Dass Autofirmen nicht nur Stromer auf vier, sondern auch auf zwei Rädern entwickeln können, beweist unter anderem Porsche mit seinen E-Bikes. Seit der kollektive Stromwahn im Volkswagen-Konzern ausgebrochen ist, bringt Porsche das E-Bike Sport für schlappe 10.000 Euro ins Rennen um die Gunst vermögender Pedaltreter.

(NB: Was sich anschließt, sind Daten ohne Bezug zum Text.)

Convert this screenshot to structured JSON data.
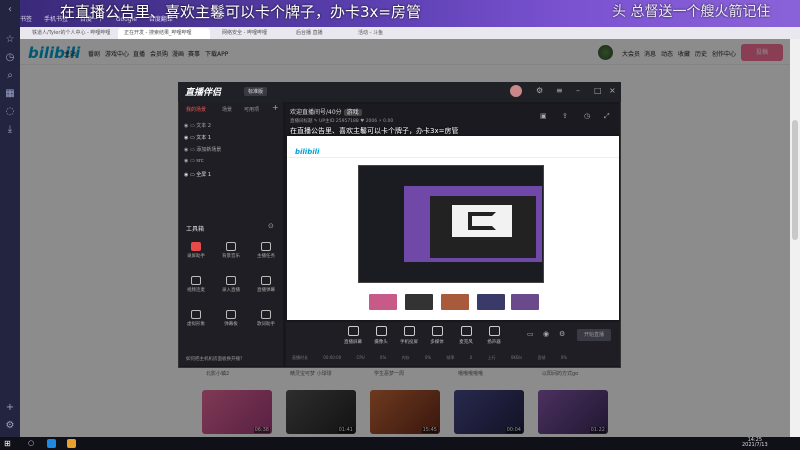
{
  "danmu": {
    "line1": "在直播公告里、喜欢主鬈可以卡个牌子，办卡3x=房管",
    "line2": "头 总督送一个艘火箭记住"
  },
  "browser": {
    "bookmarks": [
      "书签",
      "手机书签",
      "百度一下",
      "Google",
      "百度翻译"
    ],
    "tabs": [
      {
        "label": "铁道人/Tyler的个人中心 - 哔哩哔哩",
        "active": false
      },
      {
        "label": "正在开发 - 搜索结果_哔哩哔哩",
        "active": true
      },
      {
        "label": "网络安全 - 哔哩哔哩",
        "active": false
      },
      {
        "label": "后台播 直播",
        "active": false
      },
      {
        "label": "活动 - 斗鱼",
        "active": false
      }
    ]
  },
  "bilibili": {
    "logo": "bilibili",
    "nav": [
      "主站",
      "番剧",
      "游戏中心",
      "直播",
      "会员购",
      "漫画",
      "赛事",
      "下载APP"
    ],
    "right_nav": [
      "大会员",
      "消息",
      "动态",
      "收藏",
      "历史",
      "创作中心"
    ],
    "login_label": "投稿",
    "videos": [
      {
        "title": "北影小镇2",
        "duration": "06:38",
        "color": "#d24a7a"
      },
      {
        "title": "精灵宝可梦 小球球",
        "duration": "01:41",
        "color": "#444"
      },
      {
        "title": "学生恶梦一周",
        "duration": "15:45",
        "color": "#a84a2a"
      },
      {
        "title": "哦哦哦哦哦",
        "duration": "00:04",
        "color": "#3a3a70"
      },
      {
        "title": "以阳间的方式go",
        "duration": "01:22",
        "color": "#6a4a8a"
      }
    ]
  },
  "app": {
    "title": "直播伴侣",
    "version": "标准版",
    "left_tabs": [
      "我的场景",
      "场景",
      "可用项"
    ],
    "scenes": [
      "文本 2",
      "文本 1",
      "添加新场景",
      "src",
      "全屏 1"
    ],
    "tools_title": "工具箱",
    "tools": [
      {
        "label": "录屏助手",
        "highlight": true
      },
      {
        "label": "背景音乐",
        "highlight": false
      },
      {
        "label": "主播任务",
        "highlight": false
      },
      {
        "label": "视频连麦",
        "highlight": false
      },
      {
        "label": "录入直播",
        "highlight": false
      },
      {
        "label": "直播弹幕",
        "highlight": false
      },
      {
        "label": "虚拟形象",
        "highlight": false
      },
      {
        "label": "弹幕板",
        "highlight": false
      },
      {
        "label": "歌词助手",
        "highlight": false
      }
    ],
    "tip": "如何把主机机房面板换开播？",
    "room_title": "欢迎直播间号/40分",
    "room_tag": "游戏",
    "room_meta": [
      "直播间标题",
      "UP主ID 25957188",
      "2006",
      "0.00"
    ],
    "preview_banner": "在直播公告里、喜欢主鬈可以卡个牌子，办卡3x=房管",
    "bottom_tools": [
      "直播屏幕",
      "摄像头",
      "手机投屏",
      "多媒体",
      "麦克风",
      "扬声器"
    ],
    "live_button": "开始直播",
    "stats": [
      "直播时长 00:00:00",
      "CPU 0%",
      "内存 0%",
      "帧率 0",
      "上行 0KB/s",
      "丢帧 0%"
    ]
  },
  "taskbar": {
    "time": "14:25",
    "date": "2021/7/13"
  }
}
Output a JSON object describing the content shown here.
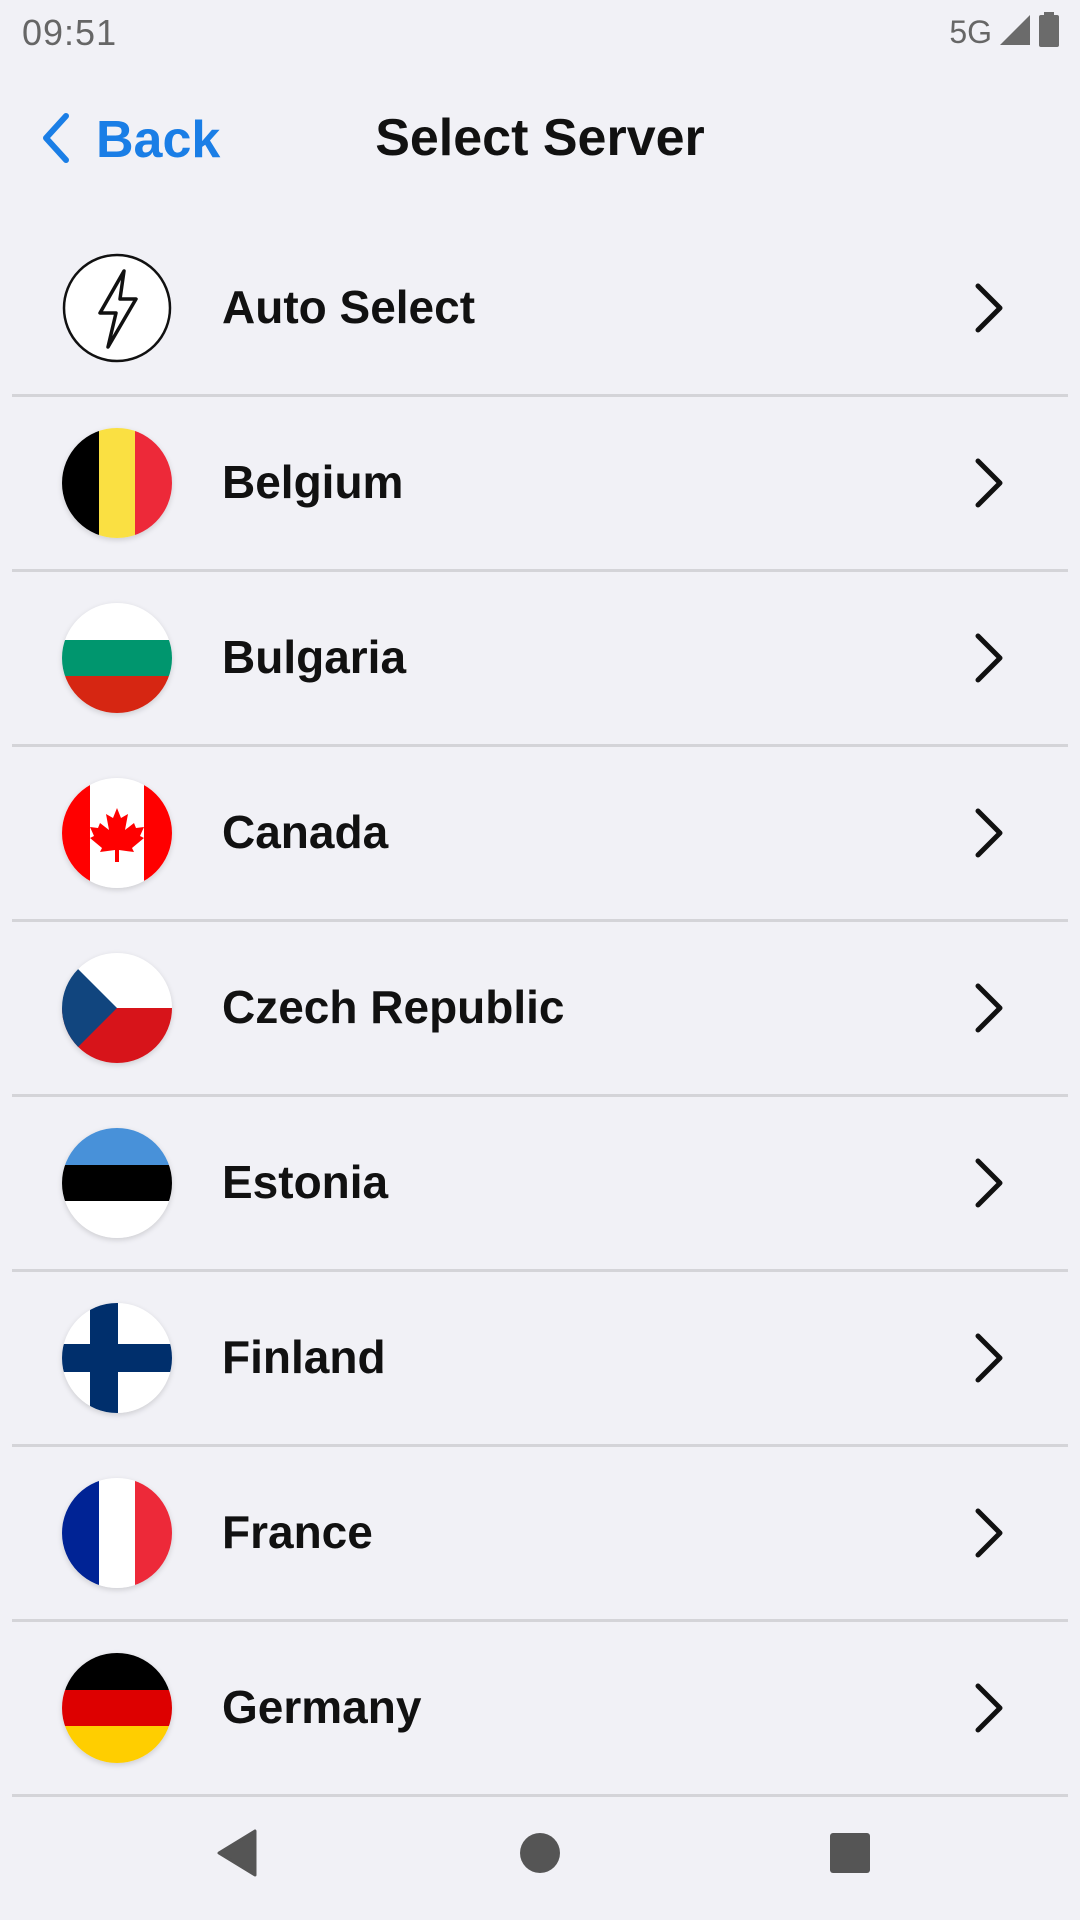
{
  "status_bar": {
    "time": "09:51",
    "network": "5G",
    "icons": [
      "signal-icon",
      "battery-icon"
    ]
  },
  "header": {
    "back_label": "Back",
    "title": "Select Server",
    "accent_color": "#1a7ee6"
  },
  "servers": [
    {
      "label": "Auto Select",
      "icon": "lightning-icon"
    },
    {
      "label": "Belgium",
      "icon": "belgium-flag-icon"
    },
    {
      "label": "Bulgaria",
      "icon": "bulgaria-flag-icon"
    },
    {
      "label": "Canada",
      "icon": "canada-flag-icon"
    },
    {
      "label": "Czech Republic",
      "icon": "czech-flag-icon"
    },
    {
      "label": "Estonia",
      "icon": "estonia-flag-icon"
    },
    {
      "label": "Finland",
      "icon": "finland-flag-icon"
    },
    {
      "label": "France",
      "icon": "france-flag-icon"
    },
    {
      "label": "Germany",
      "icon": "germany-flag-icon"
    }
  ],
  "nav_bar": {
    "icons": [
      "back-triangle-icon",
      "home-circle-icon",
      "recents-square-icon"
    ]
  }
}
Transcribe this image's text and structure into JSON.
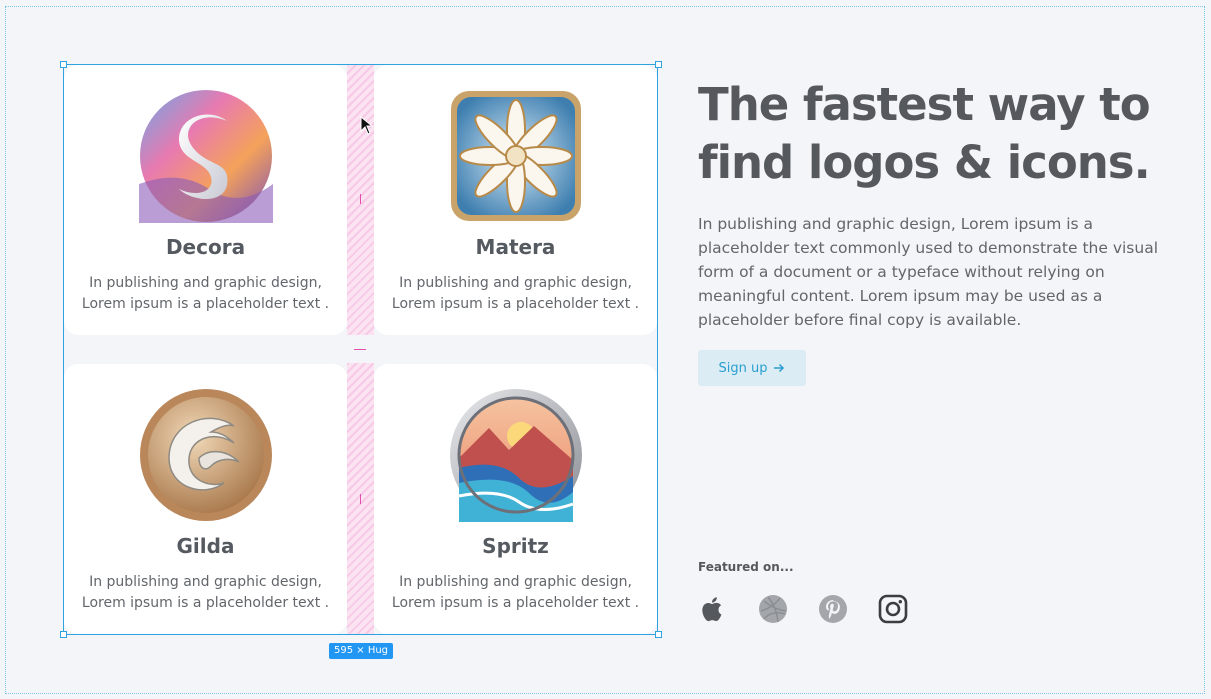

Wie seine vierrädrigen Brüder ist es schnittig und schnell und fährt am Limit der gesetzlichen Geschwindigkeitsgrenzen. Für die Kaufsumme und den Komfort gibt es beim E-Bike Sport einen vollgefederten Carbon-Rahmen, der Shimano-EP8-Motor gibt bis zu 25 Stundenkilometer Motorunterstützung (mehr geht laut Gesetz nicht). Eine elektronische Shimano XT Di2 mit 11 Gängen sorgt für die Übersetzung.

 

Während sich das Modell Sport eher als Alternative für den täglichen Arbeitsweg eignet, gibt es für Abenteurer das E-Bike Cross (Titelfoto / Quelle: Porsche). Also für alle, die sich gerne abseits der üblichen Pfade bewegen. Für Verzögerung sorgen die Hochleistungsbremsen der Serie MT Trail von Magura mit extra großen, hitzebeständigen Bremsscheiben, geschaltet wird mechanisch, und zwar mit einer 12-fachen Shimano XT.

 

Doch Porsche ist nicht der nicht der einzige und schon gar nicht der erste Autohersteller mit einem Fahrradangebot. Peugeot ist mit Beginn der Serienproduktion im Jahr 1891 heute die älteste, noch existierende Automarke. Bereits 10 Jahre vorher begannen die Franzosen bereits mit der Herstellung von Fahrrädern – und 130 Jahre später macht die Firma das immer noch.

Peugeot eLC01. (Foto: Peugeot)


Das Angebot des Löwen-Labels erstreckt sich über das kompakte E-Bike eLC01 mit einer 400 Watt starken Batterie und einer rein elektrischen Reichweite von bis zu 70 Kilometern. Das Modell eCO2 wurde von Peugeot für den Stadtverkehr konzipiert. Mit einer 300-Watt-Batterie ausgestattet, fährt das Modell rein elektrisch bis zu 80 Kilometer. Wer die Variante mit einer 400-Watt-Batterie wählt, kann bis zu 110 Kilometer rein elektrisch zurücklegen. Die beiden Trekking-Versionen eT01 D8 und eT01 Sport sind jeweils mit einem sportlichen Diamant- oder Trapezrahmen erhältlich. Dank der Batteriekapazität von 400 Watt liegt die Reichweite der Modelle ebenfalls bei bis zu 110 Kilometern.

 

Auch Opel folgt mit seinem Fahrradangebot seinen Ursprüngen. In den Zwanzigern war Opel der größte Fahrrad-Hersteller der Welt. Doch nicht die Marke des Stellantis-Konzerns tritt heutzutage in die Pedale, die Fahrradproduktion liegt in Händen von Gregor von Opel, Urenkel von Adam Opel, der mit der Linie „Opelit“ die Tradition fortführt – aber zeitgemäß auch E-Bikes baut. Sie heißen Mainhatten oder Taunus und sind online oder im Frankfurter Showroom zu bewundern und zu kaufen. Das günstigste Pedelec, der Mainhatten Blitz 26 Aktiv kostet 2.908. Euro, das teuerste Modell, der Taunus Blitz Sport up 4.198 Euro.